Question

Write the equation of the perpendicular bisector of the segment AB. A (1, 5) and B (7, -1)

Answer 1

Answer:

The equation of the perpendicular bisector of the segment AB is $y = x - 2$

Step-by-step explanation:

Equation of a line:

The equation of a line has the following format:

$y = mx + b$

In which m is the slope and b is the y-intercept.

Perpendicular lines and slopes:

If two lines are perpendicular, the multiplication of their slopes is -1.

Equation of the perpendicular bisector of the segment AB.

Equation of a line that passes through the midpoint of segment AB and is perpendicular to AB.

Midpoint of segment AB:

Mean of their coordinates x and y.
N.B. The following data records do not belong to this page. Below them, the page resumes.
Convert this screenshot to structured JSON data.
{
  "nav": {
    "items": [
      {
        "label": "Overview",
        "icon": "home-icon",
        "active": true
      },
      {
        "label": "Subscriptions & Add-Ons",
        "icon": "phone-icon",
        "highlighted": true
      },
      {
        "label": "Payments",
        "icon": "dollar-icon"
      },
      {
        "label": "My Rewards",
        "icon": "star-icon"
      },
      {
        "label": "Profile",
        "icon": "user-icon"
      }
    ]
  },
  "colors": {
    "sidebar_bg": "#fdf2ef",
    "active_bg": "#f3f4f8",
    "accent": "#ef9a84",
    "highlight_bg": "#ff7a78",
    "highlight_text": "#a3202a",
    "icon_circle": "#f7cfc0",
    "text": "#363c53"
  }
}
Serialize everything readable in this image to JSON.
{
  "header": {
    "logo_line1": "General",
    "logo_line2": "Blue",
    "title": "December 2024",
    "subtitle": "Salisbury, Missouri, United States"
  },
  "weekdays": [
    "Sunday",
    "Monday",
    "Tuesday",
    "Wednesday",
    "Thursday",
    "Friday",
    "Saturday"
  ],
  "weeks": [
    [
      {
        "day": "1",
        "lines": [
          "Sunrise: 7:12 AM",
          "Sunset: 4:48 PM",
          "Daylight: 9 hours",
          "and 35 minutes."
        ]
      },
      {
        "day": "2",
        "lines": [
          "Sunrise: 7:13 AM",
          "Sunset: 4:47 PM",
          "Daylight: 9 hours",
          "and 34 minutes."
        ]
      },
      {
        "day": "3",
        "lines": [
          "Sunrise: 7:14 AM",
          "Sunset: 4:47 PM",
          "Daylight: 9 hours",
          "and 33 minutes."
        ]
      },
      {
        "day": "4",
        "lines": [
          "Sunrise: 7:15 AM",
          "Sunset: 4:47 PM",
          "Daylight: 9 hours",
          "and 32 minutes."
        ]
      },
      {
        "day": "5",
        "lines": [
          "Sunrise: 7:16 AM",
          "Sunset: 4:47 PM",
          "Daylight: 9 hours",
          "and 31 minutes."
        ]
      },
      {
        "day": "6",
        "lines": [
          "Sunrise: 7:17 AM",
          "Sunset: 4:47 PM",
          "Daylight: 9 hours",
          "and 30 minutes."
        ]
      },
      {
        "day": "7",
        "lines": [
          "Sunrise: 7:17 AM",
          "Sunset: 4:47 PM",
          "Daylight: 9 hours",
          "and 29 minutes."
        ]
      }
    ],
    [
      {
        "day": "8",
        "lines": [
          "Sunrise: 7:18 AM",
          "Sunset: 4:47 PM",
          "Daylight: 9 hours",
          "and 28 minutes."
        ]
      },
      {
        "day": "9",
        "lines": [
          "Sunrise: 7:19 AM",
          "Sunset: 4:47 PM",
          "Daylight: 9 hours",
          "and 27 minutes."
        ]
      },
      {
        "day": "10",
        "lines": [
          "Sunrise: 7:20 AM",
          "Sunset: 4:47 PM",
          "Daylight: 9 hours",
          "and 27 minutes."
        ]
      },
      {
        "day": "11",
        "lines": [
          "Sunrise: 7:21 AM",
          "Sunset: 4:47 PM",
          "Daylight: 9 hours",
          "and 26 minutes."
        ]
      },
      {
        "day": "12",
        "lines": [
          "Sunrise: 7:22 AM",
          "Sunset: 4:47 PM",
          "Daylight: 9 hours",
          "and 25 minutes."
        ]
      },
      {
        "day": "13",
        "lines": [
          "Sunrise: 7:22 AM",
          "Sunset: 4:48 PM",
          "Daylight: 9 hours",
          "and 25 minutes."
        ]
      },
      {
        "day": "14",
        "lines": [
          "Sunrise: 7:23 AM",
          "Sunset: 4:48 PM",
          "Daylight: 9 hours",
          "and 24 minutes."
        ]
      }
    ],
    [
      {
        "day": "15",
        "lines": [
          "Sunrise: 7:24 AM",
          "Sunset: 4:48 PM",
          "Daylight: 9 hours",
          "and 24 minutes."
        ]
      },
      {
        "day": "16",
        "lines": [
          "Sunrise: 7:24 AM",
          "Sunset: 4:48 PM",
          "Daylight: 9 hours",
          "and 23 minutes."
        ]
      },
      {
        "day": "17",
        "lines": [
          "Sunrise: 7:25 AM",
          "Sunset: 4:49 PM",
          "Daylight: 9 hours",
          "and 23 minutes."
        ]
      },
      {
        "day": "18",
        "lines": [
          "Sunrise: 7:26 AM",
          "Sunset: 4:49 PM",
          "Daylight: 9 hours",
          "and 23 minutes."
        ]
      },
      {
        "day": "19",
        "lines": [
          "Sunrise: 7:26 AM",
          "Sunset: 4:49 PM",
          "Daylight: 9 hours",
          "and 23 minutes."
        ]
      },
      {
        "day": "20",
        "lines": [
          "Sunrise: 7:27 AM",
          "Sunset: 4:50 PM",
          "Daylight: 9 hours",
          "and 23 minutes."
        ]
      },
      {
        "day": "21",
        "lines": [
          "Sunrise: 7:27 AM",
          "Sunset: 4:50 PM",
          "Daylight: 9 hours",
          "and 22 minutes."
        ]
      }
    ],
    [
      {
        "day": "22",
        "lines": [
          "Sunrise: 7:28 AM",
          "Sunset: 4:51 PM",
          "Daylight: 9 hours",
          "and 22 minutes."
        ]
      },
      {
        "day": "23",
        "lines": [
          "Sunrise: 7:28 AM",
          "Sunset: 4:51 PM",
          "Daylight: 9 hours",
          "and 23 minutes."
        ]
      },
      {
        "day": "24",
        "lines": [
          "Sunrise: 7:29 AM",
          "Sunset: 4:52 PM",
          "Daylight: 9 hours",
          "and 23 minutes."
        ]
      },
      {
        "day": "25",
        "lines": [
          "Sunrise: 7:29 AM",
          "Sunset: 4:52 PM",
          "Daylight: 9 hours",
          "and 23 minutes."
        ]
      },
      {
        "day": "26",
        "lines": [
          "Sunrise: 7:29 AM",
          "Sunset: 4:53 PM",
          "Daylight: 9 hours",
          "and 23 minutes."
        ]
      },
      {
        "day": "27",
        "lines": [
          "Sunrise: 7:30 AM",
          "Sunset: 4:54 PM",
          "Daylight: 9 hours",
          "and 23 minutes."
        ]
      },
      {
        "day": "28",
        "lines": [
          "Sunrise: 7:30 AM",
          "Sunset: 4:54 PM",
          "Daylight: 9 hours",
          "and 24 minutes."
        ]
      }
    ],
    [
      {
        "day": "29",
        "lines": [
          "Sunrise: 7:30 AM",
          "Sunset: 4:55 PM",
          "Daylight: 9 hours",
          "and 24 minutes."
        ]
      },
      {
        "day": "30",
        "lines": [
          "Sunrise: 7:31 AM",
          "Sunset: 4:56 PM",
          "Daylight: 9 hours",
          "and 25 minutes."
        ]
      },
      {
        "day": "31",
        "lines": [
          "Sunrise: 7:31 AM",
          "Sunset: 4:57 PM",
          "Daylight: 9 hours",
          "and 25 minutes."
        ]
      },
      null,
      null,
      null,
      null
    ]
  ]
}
So

(1+7)/2 = 4

(5-1)/2 = 2

So (4,2).

Slope of segment AB:

When we have two points, the slope between them is given by the change in y divided by the change in x.

In segment AB, we have points (1,5) and (7,-1). So

Change in y: -1 - 5 = -6

Change in x: 7 - 1 = 6

Slope: -6/6 = -1

Equation of the perpendicular bisector:

The slope, multiplied with the slope of segment AB, is -1. So

$-1m = -1$

$m = 1$

So

$y = x + b$

Passes through (4,2), which means that when $x = 4, y = 2$. So

$y = x + b$

$2 = 4 + b$

$b = -2$

So

$y = x - 2$